Highlights from Speaker Presentations

    The challenge facing world oil production is not a problem of how much oil is in the ground (i.e. resources), but rather the rate at which oil can be economically recovered from proven reserves. That rate is constrained by a complex combination of economic, technical, geologic, and geopolitical factors.
  • The International Energy Agency projects that production of conventional oil from currently developed fields will decline by 20-30 million barrels per day by 2020. Meanwhile, global demand is projected to rise from approximately 85 million barrels per day at present to nearly 100 million barrels per day by 2020.
  • To date, growth in estimated world oil reserves has kept up with growth in global consumption. Most of this increase, however, has been from adjustments in the estimates of existing reserves. The rate of discovery of new oil fields has been dropping steadily since the 1960s, and is now well below the rate of global consumption.
  • About one-third of the world’s oil is recoverable; the other two-thirds will be left in the ground. Favorable geology, technology, and exceptional management of some oilfields can produce yields up to 50 or 60 percent, while other fields will perform below the one-third average.
  • The historical trend has been to produce oil from the largest, most accessible, and least costly fields first. More than half of world oil production comes from very large oilfields that were discovered more than 40 years ago. Producing additional oil – by extracting more oil from existing fields or finding and developing new, less accessible oil fields – will be more costly and would likely require higher world oil prices.
  • Options to increase oil production or reduce oil demand are likely to take at least a decade or two to implement on substantial scale.
  • The difficulty and time required to transition away from oil may result in steep increases in oil prices, thus constraining economic growth or causing widespread economic disruption.
  • The share of oil produced by OPEC countries, in particular Mideast OPEC member countries, is projected to increase as those countries hold the largest reserves and largest potential to increase production. OPEC countries, however, are unreliable actors in the world oil market.
  • Renewable energy and efficiency measures in the electricity or heating and cooling sectors do not have a direct impact on the liquid fuels market today. However, reducing energy use in non-fuel sectors will be important in the long term to help free up energy for transportation and other uses.
  • Natural gas may be an important "swing" fuel in the near term, but transitioning the transportation sector to make greater use of natural gas will also take time.


Background

World oil production averaged approximately 84 million barrels per day (mbd) in 2009. (U.S. consumption accounted for approximately 19 mbd of that total; Europe, China, and Japan accounted for roughly 15, 8, and 4 mbd respectively. The U.S. Energy Information Administration projects that world demand for liquid fuel will exceed the equivalent of 100 million barrels of oil per day by 2035. A 2010 report by the Department of Defense’s Joint Forces Command (JFC) examined challenges in meeting fuel demand — not because of diminishing reserves, but due to insufficient investment, access limitations, and other factors.

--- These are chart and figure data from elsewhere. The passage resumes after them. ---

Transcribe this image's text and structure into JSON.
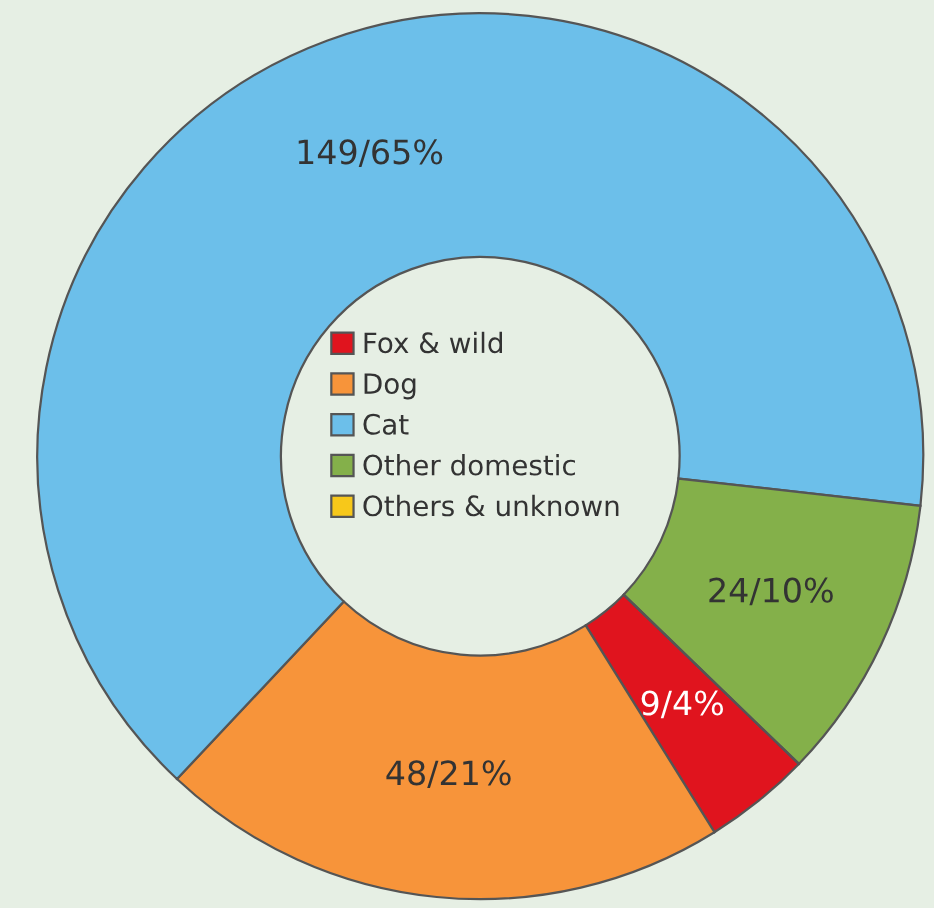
{
  "chart_data": {
    "type": "donut",
    "categories": [
      "Fox & wild",
      "Dog",
      "Cat",
      "Other domestic",
      "Others & unknown"
    ],
    "values": [
      9,
      48,
      149,
      24,
      0
    ],
    "colors": [
      "#e0141e",
      "#f7943a",
      "#6cbfea",
      "#84b04a",
      "#f7c81a"
    ],
    "value_labels": [
      "9/4%",
      "48/21%",
      "149/65%",
      "24/10%",
      null
    ],
    "legend": "center"
  }
}
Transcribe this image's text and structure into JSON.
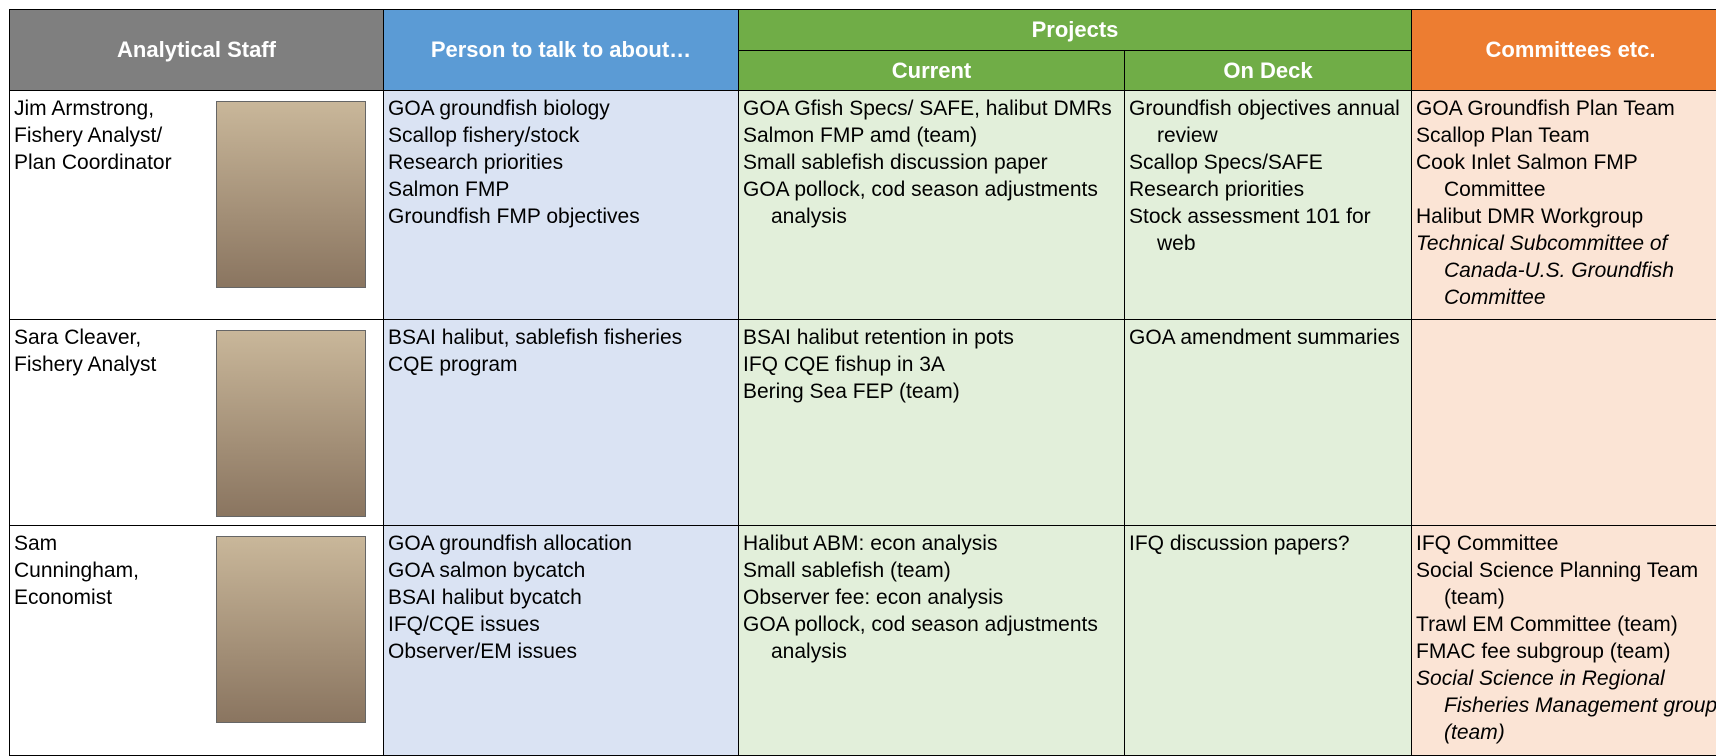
{
  "header": {
    "staff": "Analytical Staff",
    "person": "Person to talk to about…",
    "projects": "Projects",
    "current": "Current",
    "on_deck": "On Deck",
    "committees": "Committees etc."
  },
  "rows": [
    {
      "staff": [
        "Jim Armstrong,",
        "Fishery Analyst/",
        "Plan Coordinator"
      ],
      "person": [
        "GOA groundfish biology",
        "Scallop fishery/stock",
        "Research priorities",
        "Salmon FMP",
        "Groundfish FMP objectives"
      ],
      "current": [
        "GOA Gfish Specs/ SAFE, halibut DMRs",
        "Salmon FMP amd (team)",
        "Small sablefish discussion paper",
        "GOA pollock, cod season adjustments analysis"
      ],
      "on_deck": [
        "Groundfish objectives annual review",
        "Scallop Specs/SAFE",
        "Research priorities",
        "Stock assessment 101 for web"
      ],
      "committees": [
        {
          "text": "GOA Groundfish Plan Team"
        },
        {
          "text": "Scallop Plan Team"
        },
        {
          "text": "Cook Inlet Salmon FMP Committee"
        },
        {
          "text": "Halibut DMR Workgroup"
        },
        {
          "text": "Technical Subcommittee of Canada-U.S. Groundfish Committee",
          "italic": true
        }
      ]
    },
    {
      "staff": [
        "Sara Cleaver,",
        "Fishery Analyst"
      ],
      "person": [
        "BSAI halibut, sablefish fisheries",
        "CQE program"
      ],
      "current": [
        "BSAI halibut retention in pots",
        "IFQ CQE fishup in 3A",
        "Bering Sea FEP (team)"
      ],
      "on_deck": [
        "GOA amendment summaries"
      ],
      "committees": []
    },
    {
      "staff": [
        "Sam",
        "Cunningham,",
        "Economist"
      ],
      "person": [
        "GOA groundfish allocation",
        "GOA salmon bycatch",
        "BSAI halibut bycatch",
        "IFQ/CQE issues",
        "Observer/EM issues"
      ],
      "current": [
        "Halibut ABM: econ analysis",
        "Small sablefish (team)",
        "Observer fee: econ analysis",
        "GOA pollock, cod season adjustments analysis"
      ],
      "on_deck": [
        "IFQ discussion papers?"
      ],
      "committees": [
        {
          "text": "IFQ Committee"
        },
        {
          "text": "Social Science Planning Team (team)"
        },
        {
          "text": "Trawl EM Committee (team)"
        },
        {
          "text": "FMAC fee subgroup (team)"
        },
        {
          "text": "Social Science in Regional Fisheries Management group (team)",
          "italic": true
        }
      ]
    }
  ]
}
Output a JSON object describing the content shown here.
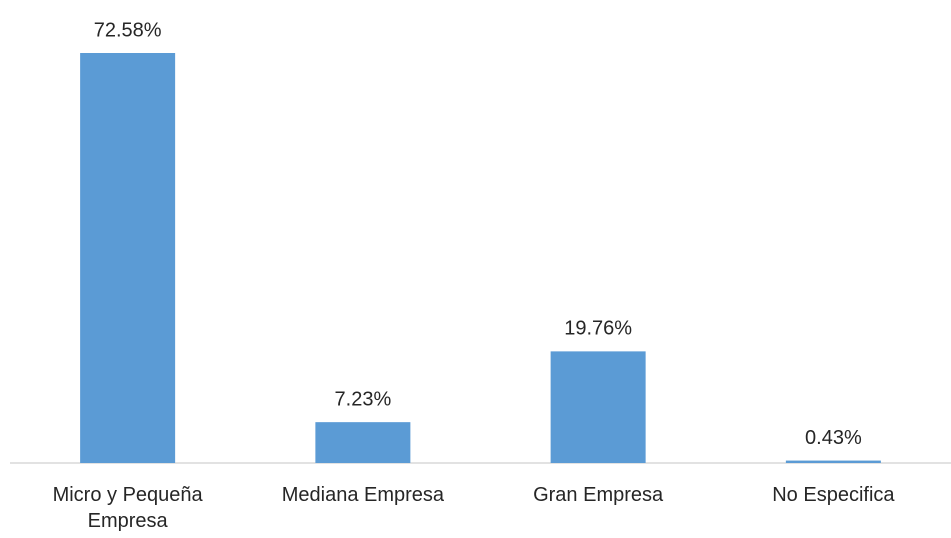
{
  "chart_data": {
    "type": "bar",
    "categories": [
      "Micro y Pequeña Empresa",
      "Mediana Empresa",
      "Gran Empresa",
      "No Especifica"
    ],
    "values": [
      72.58,
      7.23,
      19.76,
      0.43
    ],
    "value_labels": [
      "72.58%",
      "7.23%",
      "19.76%",
      "0.43%"
    ],
    "color": "#5b9bd5"
  }
}
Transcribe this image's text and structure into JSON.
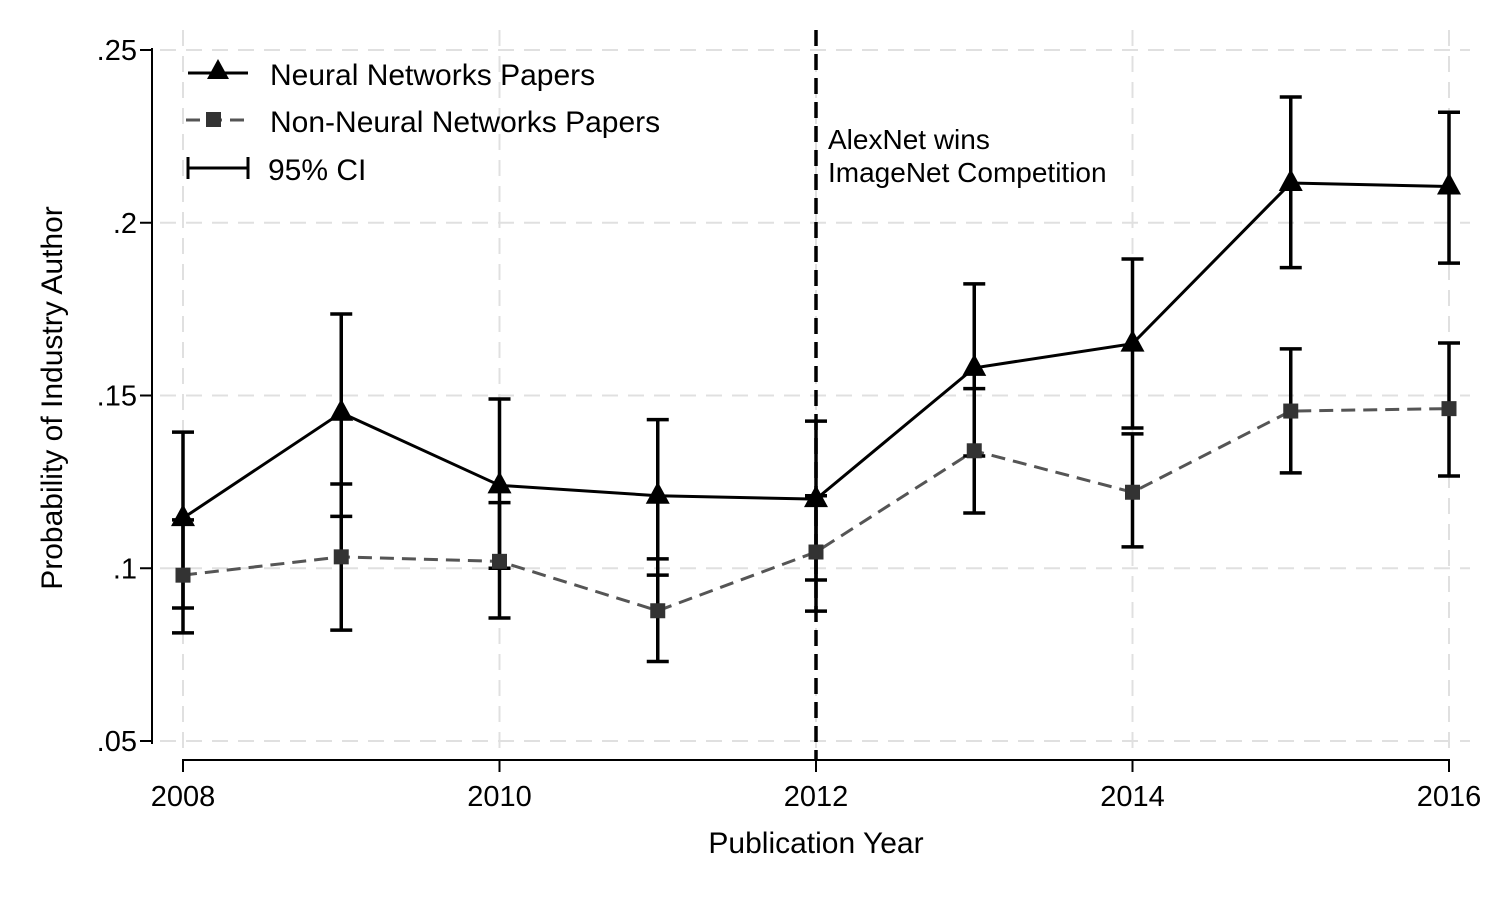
{
  "chart_data": {
    "type": "line",
    "title": "",
    "xlabel": "Publication Year",
    "ylabel": "Probability of Industry Author",
    "x": [
      2008,
      2009,
      2010,
      2011,
      2012,
      2013,
      2014,
      2015,
      2016
    ],
    "xticks": [
      2008,
      2010,
      2012,
      2014,
      2016
    ],
    "xtick_labels": [
      "2008",
      "2010",
      "2012",
      "2014",
      "2016"
    ],
    "yticks": [
      0.05,
      0.1,
      0.15,
      0.2,
      0.25
    ],
    "ytick_labels": [
      ".05",
      ".1",
      ".15",
      ".2",
      ".25"
    ],
    "xlim": [
      2008,
      2016
    ],
    "ylim": [
      0.05,
      0.25
    ],
    "grid": true,
    "legend_position": "upper left",
    "series": [
      {
        "name": "Neural Networks Papers",
        "marker": "triangle",
        "line": "solid",
        "color": "#000000",
        "values": [
          0.1145,
          0.145,
          0.124,
          0.121,
          0.12,
          0.158,
          0.165,
          0.2115,
          0.2105
        ],
        "ci_lower": [
          0.0885,
          0.115,
          0.1,
          0.098,
          0.0966,
          0.1325,
          0.1406,
          0.187,
          0.1883
        ],
        "ci_upper": [
          0.1394,
          0.1736,
          0.149,
          0.143,
          0.1426,
          0.1823,
          0.1895,
          0.2364,
          0.232
        ]
      },
      {
        "name": "Non-Neural Networks Papers",
        "marker": "square",
        "line": "dashed",
        "color": "#4d4d4d",
        "values": [
          0.098,
          0.1033,
          0.102,
          0.0877,
          0.1047,
          0.134,
          0.122,
          0.1455,
          0.1462
        ],
        "ci_lower": [
          0.0813,
          0.0821,
          0.0856,
          0.073,
          0.0876,
          0.116,
          0.1062,
          0.1276,
          0.1267
        ],
        "ci_upper": [
          0.114,
          0.1244,
          0.119,
          0.1027,
          0.121,
          0.152,
          0.1389,
          0.1635,
          0.1652
        ]
      }
    ],
    "legend": [
      "Neural Networks Papers",
      "Non-Neural Networks Papers",
      "95% CI"
    ],
    "annotations": [
      {
        "type": "vline",
        "x": 2012,
        "style": "dashed",
        "text": [
          "AlexNet wins",
          "ImageNet Competition"
        ]
      }
    ]
  }
}
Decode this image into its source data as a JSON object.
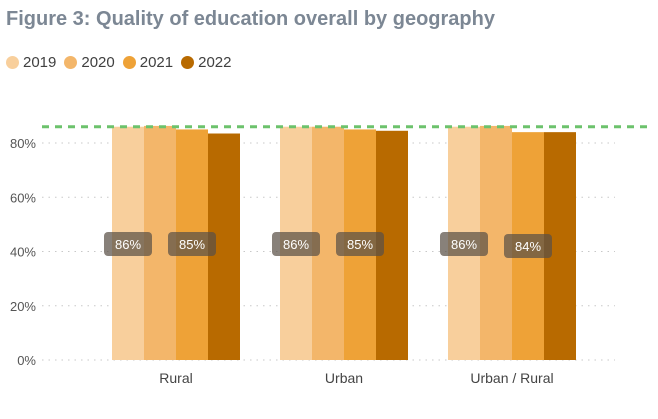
{
  "chart_data": {
    "type": "bar",
    "title": "Figure 3: Quality of education overall by geography",
    "categories": [
      "Rural",
      "Urban",
      "Urban / Rural"
    ],
    "series": [
      {
        "name": "2019",
        "color": "#f8cf9c",
        "values": [
          86,
          86,
          86
        ]
      },
      {
        "name": "2020",
        "color": "#f3b66a",
        "values": [
          86.3,
          86,
          86.3
        ]
      },
      {
        "name": "2021",
        "color": "#eea237",
        "values": [
          85,
          85,
          84
        ]
      },
      {
        "name": "2022",
        "color": "#b86a00",
        "values": [
          83.5,
          84.5,
          84
        ]
      }
    ],
    "data_labels": [
      {
        "category": 0,
        "series": 0,
        "text": "86%"
      },
      {
        "category": 0,
        "series": 2,
        "text": "85%"
      },
      {
        "category": 1,
        "series": 0,
        "text": "86%"
      },
      {
        "category": 1,
        "series": 2,
        "text": "85%"
      },
      {
        "category": 2,
        "series": 0,
        "text": "86%"
      },
      {
        "category": 2,
        "series": 2,
        "text": "84%"
      }
    ],
    "y_ticks": [
      {
        "value": 0,
        "label": "0%"
      },
      {
        "value": 20,
        "label": "20%"
      },
      {
        "value": 40,
        "label": "40%"
      },
      {
        "value": 60,
        "label": "60%"
      },
      {
        "value": 80,
        "label": "80%"
      }
    ],
    "ylim": [
      0,
      80
    ],
    "reference_line": {
      "value": 86,
      "color": "#6cc26c",
      "style": "dashed"
    },
    "grid": "horizontal-dotted",
    "legend_position": "top-left",
    "xlabel": "",
    "ylabel": ""
  }
}
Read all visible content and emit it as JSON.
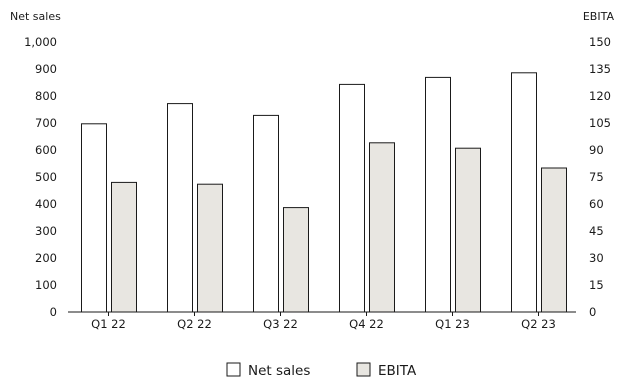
{
  "chart_data": {
    "type": "bar",
    "categories": [
      "Q1 22",
      "Q2 22",
      "Q3 22",
      "Q4 22",
      "Q1 23",
      "Q2 23"
    ],
    "series": [
      {
        "name": "Net sales",
        "axis": "left",
        "values": [
          697,
          772,
          728,
          843,
          869,
          886
        ],
        "color": "#ffffff"
      },
      {
        "name": "EBITA",
        "axis": "right",
        "values": [
          72,
          71,
          58,
          94,
          91,
          80
        ],
        "color": "#e8e6e1"
      }
    ],
    "ylabel_left": "Net sales",
    "ylabel_right": "EBITA",
    "ylim_left": [
      0,
      1000
    ],
    "ylim_right": [
      0,
      150
    ],
    "yticks_left": [
      "0",
      "100",
      "200",
      "300",
      "400",
      "500",
      "600",
      "700",
      "800",
      "900",
      "1,000"
    ],
    "yticks_right": [
      "0",
      "15",
      "30",
      "45",
      "60",
      "75",
      "90",
      "105",
      "120",
      "135",
      "150"
    ],
    "grid": false,
    "legend_position": "bottom-center",
    "bar_outline_color": "#1a1a1a"
  }
}
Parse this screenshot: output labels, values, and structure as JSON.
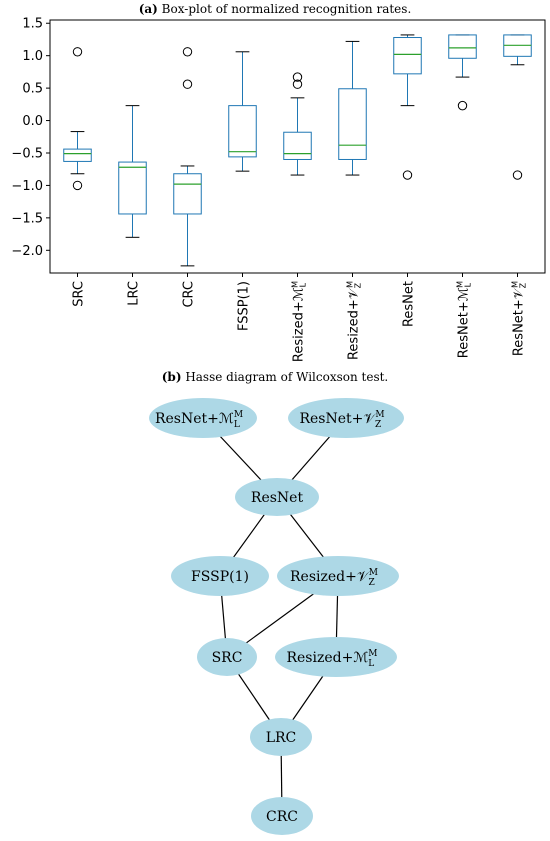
{
  "caption_a": {
    "letter": "(a)",
    "text": " Box-plot of normalized recognition rates."
  },
  "caption_b": {
    "letter": "(b)",
    "text": " Hasse diagram of Wilcoxson test."
  },
  "chart_data": {
    "type": "box",
    "ylim": [
      -2.35,
      1.55
    ],
    "yticks": [
      1.5,
      1.0,
      0.5,
      0.0,
      -0.5,
      -1.0,
      -1.5,
      -2.0
    ],
    "ytick_labels": [
      "1.5",
      "1.0",
      "0.5",
      "0.0",
      "−0.5",
      "−1.0",
      "−1.5",
      "−2.0"
    ],
    "box_color": "#1f77b4",
    "median_color": "#2ca02c",
    "categories": [
      "SRC",
      "LRC",
      "CRC",
      "FSSP(1)",
      "Resized+ℳ",
      "Resized+𝒱",
      "ResNet",
      "ResNet+ℳ",
      "ResNet+𝒱"
    ],
    "category_scripts": [
      [
        "",
        ""
      ],
      [
        "",
        ""
      ],
      [
        "",
        ""
      ],
      [
        "",
        ""
      ],
      [
        "M",
        "L"
      ],
      [
        "M",
        "Z"
      ],
      [
        "",
        ""
      ],
      [
        "M",
        "L"
      ],
      [
        "M",
        "Z"
      ]
    ],
    "boxes": [
      {
        "whislo": -0.82,
        "q1": -0.63,
        "med": -0.51,
        "q3": -0.44,
        "whishi": -0.17,
        "fliers": [
          1.06,
          -1.0
        ]
      },
      {
        "whislo": -1.8,
        "q1": -1.44,
        "med": -0.72,
        "q3": -0.64,
        "whishi": 0.23,
        "fliers": []
      },
      {
        "whislo": -2.24,
        "q1": -1.44,
        "med": -0.98,
        "q3": -0.82,
        "whishi": -0.7,
        "fliers": [
          1.06,
          0.56
        ]
      },
      {
        "whislo": -0.78,
        "q1": -0.56,
        "med": -0.48,
        "q3": 0.23,
        "whishi": 1.06,
        "fliers": []
      },
      {
        "whislo": -0.84,
        "q1": -0.6,
        "med": -0.51,
        "q3": -0.18,
        "whishi": 0.35,
        "fliers": [
          0.67,
          0.56
        ]
      },
      {
        "whislo": -0.84,
        "q1": -0.6,
        "med": -0.38,
        "q3": 0.49,
        "whishi": 1.22,
        "fliers": []
      },
      {
        "whislo": 0.23,
        "q1": 0.72,
        "med": 1.02,
        "q3": 1.28,
        "whishi": 1.32,
        "fliers": [
          -0.84
        ]
      },
      {
        "whislo": 0.67,
        "q1": 0.96,
        "med": 1.12,
        "q3": 1.32,
        "whishi": 1.32,
        "fliers": [
          0.23
        ]
      },
      {
        "whislo": 0.86,
        "q1": 0.99,
        "med": 1.16,
        "q3": 1.32,
        "whishi": 1.32,
        "fliers": [
          -0.84
        ]
      }
    ]
  },
  "hasse": {
    "node_color": "#add8e6",
    "nodes": [
      {
        "id": "resnet_ml",
        "label": "ResNet+ℳ",
        "sup": "M",
        "sub": "L"
      },
      {
        "id": "resnet_vz",
        "label": "ResNet+𝒱",
        "sup": "M",
        "sub": "Z"
      },
      {
        "id": "resnet",
        "label": "ResNet",
        "sup": "",
        "sub": ""
      },
      {
        "id": "fssp",
        "label": "FSSP(1)",
        "sup": "",
        "sub": ""
      },
      {
        "id": "resized_vz",
        "label": "Resized+𝒱",
        "sup": "M",
        "sub": "Z"
      },
      {
        "id": "src",
        "label": "SRC",
        "sup": "",
        "sub": ""
      },
      {
        "id": "resized_ml",
        "label": "Resized+ℳ",
        "sup": "M",
        "sub": "L"
      },
      {
        "id": "lrc",
        "label": "LRC",
        "sup": "",
        "sub": ""
      },
      {
        "id": "crc",
        "label": "CRC",
        "sup": "",
        "sub": ""
      }
    ],
    "edges": [
      [
        "resnet_ml",
        "resnet"
      ],
      [
        "resnet_vz",
        "resnet"
      ],
      [
        "resnet",
        "fssp"
      ],
      [
        "resnet",
        "resized_vz"
      ],
      [
        "fssp",
        "src"
      ],
      [
        "resized_vz",
        "src"
      ],
      [
        "resized_vz",
        "resized_ml"
      ],
      [
        "src",
        "lrc"
      ],
      [
        "resized_ml",
        "lrc"
      ],
      [
        "lrc",
        "crc"
      ]
    ]
  }
}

The IEA indicates the majority of future increases in conventional oil production will likely need to come from a notably short list of countries (Saudi Arabia, Iraq, and a few others) as conventional oil production from other nations levels off or declines. The capacity and limits of production from these countries, however, are not precisely known. The JFC report indicates that enhanced recovery technology and increased production of unconventional liquid fuels, primarily tar sands and biofuels, could help offset declining conventional production, but not at levels sufficient to meet projected global demand.